Blackvoodoo schrieb:


> Vielleicht ne blöde frage, ist der No Intro Fix auch Patch 1.1 tauglich?



jop-definitiv - er funktioniert sogar mit patch 1.2  - der ist aber noch nicht draußen


leider gibt es noch keinerlei nützliche grafikmods  -  und den guten alten enb-series bekommt man auch nicht vernünftig zum laufen...


----------



## ShrinkField (25. September 2009)

*AW: Nützliche Sammlung an mods,fixes,tools usw.. für NFS Shift*

danke für den NoIntro Patch, das nervt echt wenn man das Spiel mehr als 3mal neustarten muss


----------



## BeetleatWar1977 (25. September 2009)

*AW: Nützliche Sammlung an mods,fixes,tools usw.. für NFS Shift*



K4R4cH0w schrieb:


> Weiß jemand ob es schon optikmods gibt???
> Die Grafik ist nicht schlecht, aber wirklich genial ist sie leider auch nicht...


Bin drüber - nicht hetzen!


----------



## Hardcoreentertaiment (27. September 2009)

*AW: Nützliche Sammlung an mods,fixes,tools usw.. für NFS Shift*



BeetleatWar1977 schrieb:


> Bin drüber - nicht hetzen!



hä - was sollte das jetzt heißen - hab das nicht ganz verstanden... - sorry


----------



## Blackvoodoo (27. September 2009)

*AW: Nützliche Sammlung an mods,fixes,tools usw.. für NFS Shift*



Hardcoreentertaiment schrieb:


> hä - was sollte das jetzt heißen - hab das nicht ganz verstanden... - sorry


Das heist das er sich darum kümmert und man ihn nicht hetzen sollte, sondern in Ruhe arbeiten lassen sollte. 
Wenn es Ergebnisse gibt, wird er sie schon posten.


----------



## AntiGSG9 (29. September 2009)

*AW: Nützliche Sammlung an mods,fixes,tools usw.. für NFS Shift*



Hardcoreentertaiment schrieb:


> Hallo,
> 
> hier ist eine Sammlung nützlicher dateien für NFS SHIFT
> 
> ...


Hi, ich komme auf das selbe Ergebniss wenn ich einfach die 3 Dateien in dem Movies-Ordner umbenenne...nur so als Info 

für die anderen die es Testen wollen es sind folgende 3 Dateien:
Attract.bik ;Career_Intro.bik und Franchise_Ident.bik


----------



## Namaker (29. September 2009)

*AW: Nützliche Sammlung an mods,fixes,tools usw.. für NFS Shift*



Hardcoreentertaiment schrieb:


> und ein nützlicher Trainer/Unlocker für Version 1.0:
> 
> File-Upload.net - NFS-SHIFT-trainerv10.exe


Also laut dieses Tests bin ich ein wenig verunsichert, bitte um Klärung


----------



## Hardcoreentertaiment (29. September 2009)
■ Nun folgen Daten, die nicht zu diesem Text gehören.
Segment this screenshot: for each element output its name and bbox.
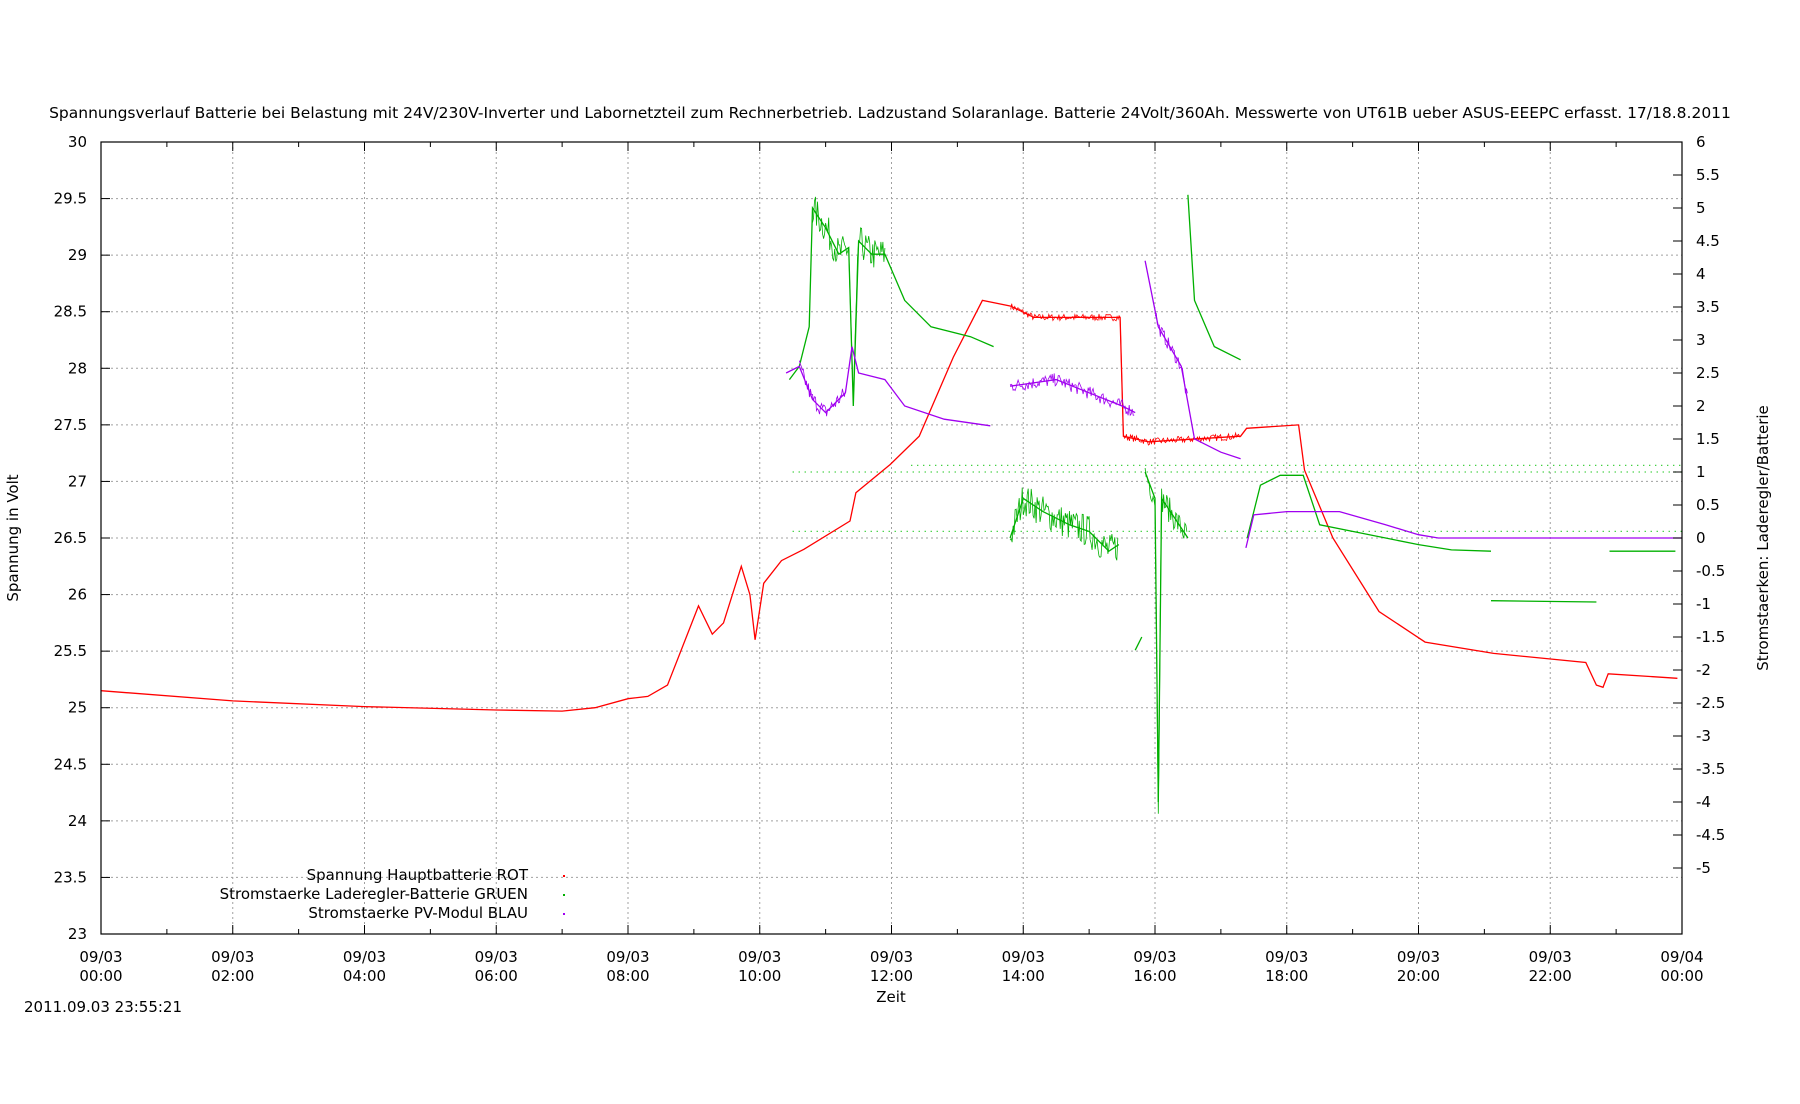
axis-ticks: 2323.52424.52525.52626.52727.52828.52929… xyxy=(54,133,1726,985)
x-axis-label: Zeit xyxy=(876,988,906,1006)
y2-tick-label: 2 xyxy=(1696,397,1706,415)
x-tick-label-date: 09/03 xyxy=(870,948,913,966)
x-tick-label-time: 10:00 xyxy=(738,967,781,985)
legend-marker-controller xyxy=(563,894,565,896)
series-noise-2 xyxy=(1144,468,1188,814)
x-tick-label-date: 09/03 xyxy=(475,948,518,966)
x-tick-label-date: 09/03 xyxy=(1529,948,1572,966)
y-tick-label: 23 xyxy=(68,925,87,943)
y-tick-label: 29 xyxy=(68,246,87,264)
series-noise-2 xyxy=(812,196,886,402)
y-axis-label: Spannung in Volt xyxy=(4,474,22,601)
y-tick-label: 25.5 xyxy=(54,642,87,660)
x-tick-label-time: 00:00 xyxy=(79,967,122,985)
x-tick-label-date: 09/03 xyxy=(1133,948,1176,966)
y-tick-label: 28 xyxy=(68,359,87,377)
legend: Spannung Hauptbatterie ROT Stromstaerke … xyxy=(220,866,565,922)
y-tick-label: 24.5 xyxy=(54,755,87,773)
series-line-3 xyxy=(1245,510,1682,549)
x-tick-label-time: 02:00 xyxy=(211,967,254,985)
y2-tick-label: -4 xyxy=(1696,793,1711,811)
y2-tick-label: 4 xyxy=(1696,265,1706,283)
y2-tick-label: 0.5 xyxy=(1696,496,1720,514)
y2-tick-label: -0.5 xyxy=(1696,562,1725,580)
x-tick-label-date: 09/03 xyxy=(606,948,649,966)
x-tick-label-date: 09/03 xyxy=(1002,948,1045,966)
y-tick-label: 27 xyxy=(68,472,87,490)
legend-label-controller: Stromstaerke Laderegler-Batterie GRUEN xyxy=(220,885,528,903)
timestamp: 2011.09.03 23:55:21 xyxy=(24,998,182,1016)
y2-tick-label: 0 xyxy=(1696,529,1706,547)
y-tick-label: 25 xyxy=(68,699,87,717)
legend-marker-pv xyxy=(563,913,565,915)
y2-tick-label: -1.5 xyxy=(1696,628,1725,646)
y2-tick-label: 3.5 xyxy=(1696,298,1720,316)
x-tick-label-date: 09/03 xyxy=(79,948,122,966)
series-line-2 xyxy=(1134,636,1143,651)
y2-tick-label: -2 xyxy=(1696,661,1711,679)
series-line-1 xyxy=(100,299,1678,712)
x-tick-label-time: 08:00 xyxy=(606,967,649,985)
y-tick-label: 24 xyxy=(68,812,87,830)
series-noise-3 xyxy=(798,360,846,417)
y-tick-label: 29.5 xyxy=(54,190,87,208)
y2-tick-label: -3 xyxy=(1696,727,1711,745)
series-line-3 xyxy=(785,346,991,427)
series-line-2 xyxy=(1187,194,1241,361)
chart-title: Spannungsverlauf Batterie bei Belastung … xyxy=(49,104,1731,122)
x-tick-label-time: 14:00 xyxy=(1002,967,1045,985)
series-line-2 xyxy=(1246,474,1492,552)
x-tick-label-time: 22:00 xyxy=(1529,967,1572,985)
x-tick-label-time: 00:00 xyxy=(1660,967,1703,985)
x-tick-label-time: 04:00 xyxy=(343,967,386,985)
series-noise-1 xyxy=(1010,303,1241,446)
y-tick-label: 26 xyxy=(68,586,87,604)
x-tick-label-date: 09/03 xyxy=(1397,948,1440,966)
x-tick-label-time: 12:00 xyxy=(870,967,913,985)
y2-tick-label: -1 xyxy=(1696,595,1711,613)
series-line-2 xyxy=(1490,600,1597,603)
x-tick-label-date: 09/03 xyxy=(211,948,254,966)
y2-tick-label: -5 xyxy=(1696,859,1711,877)
series-line-2 xyxy=(788,205,994,407)
y-tick-label: 28.5 xyxy=(54,303,87,321)
series-line-3 xyxy=(1010,378,1136,414)
y2-tick-label: -3.5 xyxy=(1696,760,1725,778)
x-tick-label-date: 09/03 xyxy=(738,948,781,966)
y2-tick-label: 4.5 xyxy=(1696,232,1720,250)
y2-tick-label: 1.5 xyxy=(1696,430,1720,448)
series-noise-3 xyxy=(1154,313,1188,394)
y2-tick-label: -4.5 xyxy=(1696,826,1725,844)
y2-axis-label: Stromstaerken: Laderegler/Batterie xyxy=(1754,405,1772,671)
legend-label-voltage: Spannung Hauptbatterie ROT xyxy=(307,866,529,884)
y2-tick-label: 2.5 xyxy=(1696,364,1720,382)
y-tick-label: 27.5 xyxy=(54,416,87,434)
y2-tick-label: 3 xyxy=(1696,331,1706,349)
series-layer xyxy=(100,194,1682,814)
x-tick-label-time: 20:00 xyxy=(1397,967,1440,985)
x-tick-label-date: 09/03 xyxy=(343,948,386,966)
y-tick-label: 30 xyxy=(68,133,87,151)
x-tick-label-date: 09/03 xyxy=(1265,948,1308,966)
x-tick-label-time: 06:00 xyxy=(475,967,518,985)
y2-tick-label: -2.5 xyxy=(1696,694,1725,712)
series-noise-3 xyxy=(1009,373,1135,417)
legend-marker-voltage xyxy=(563,875,565,877)
y-tick-label: 23.5 xyxy=(54,868,87,886)
x-tick-label-time: 18:00 xyxy=(1265,967,1308,985)
x-tick-label-time: 16:00 xyxy=(1133,967,1176,985)
y2-tick-label: 5 xyxy=(1696,199,1706,217)
series-line-3 xyxy=(1144,260,1241,460)
x-tick-label-date: 09/04 xyxy=(1660,948,1703,966)
series-noise-2 xyxy=(1009,487,1119,561)
y-tick-label: 26.5 xyxy=(54,529,87,547)
y2-tick-label: 1 xyxy=(1696,463,1706,481)
series-line-2 xyxy=(1009,497,1120,553)
y2-tick-label: 5.5 xyxy=(1696,166,1720,184)
y2-tick-label: 6 xyxy=(1696,133,1706,151)
legend-label-pv: Stromstaerke PV-Modul BLAU xyxy=(308,904,528,922)
series-line-2 xyxy=(1144,471,1189,803)
grid xyxy=(101,142,1682,934)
*AW: Nützliche Sammlung an mods,fixes,tools usw.. für NFS Shift*

sorry - hast recht.....

ich hatte den pinfi parite virus - der sollte allerdings nicht in der exe sein - könnt überprüfen ob ihr infiziert seid indem ihr den taskanager öffnet und nach reader_s.exe sucht - ist der prozess nicht vorhanden seid ihr nicht infiziert - sorry an alle dies benutzt haben - habs heut auf einem zweiten pc getestet - und es geht meines erachtens keine gefahr mehr von der exe aus    - hab sie aber sicherheitshalber mal herausgenommen... - sorry fals sich jemand infiziert hat - ich hab den virus wie gesagt entfernt aber viele .exe - dateien waren noch geprägt - weswegen keine gefahr ausgeht


----------



## Namaker (30. September 2009)

*AW: Nützliche Sammlung an mods,fixes,tools usw.. für NFS Shift*

Ich war darauf aufmerksam geworden, weil der Parite bei mir die zip von meinem IZ3D-Treiber infizieren wollte...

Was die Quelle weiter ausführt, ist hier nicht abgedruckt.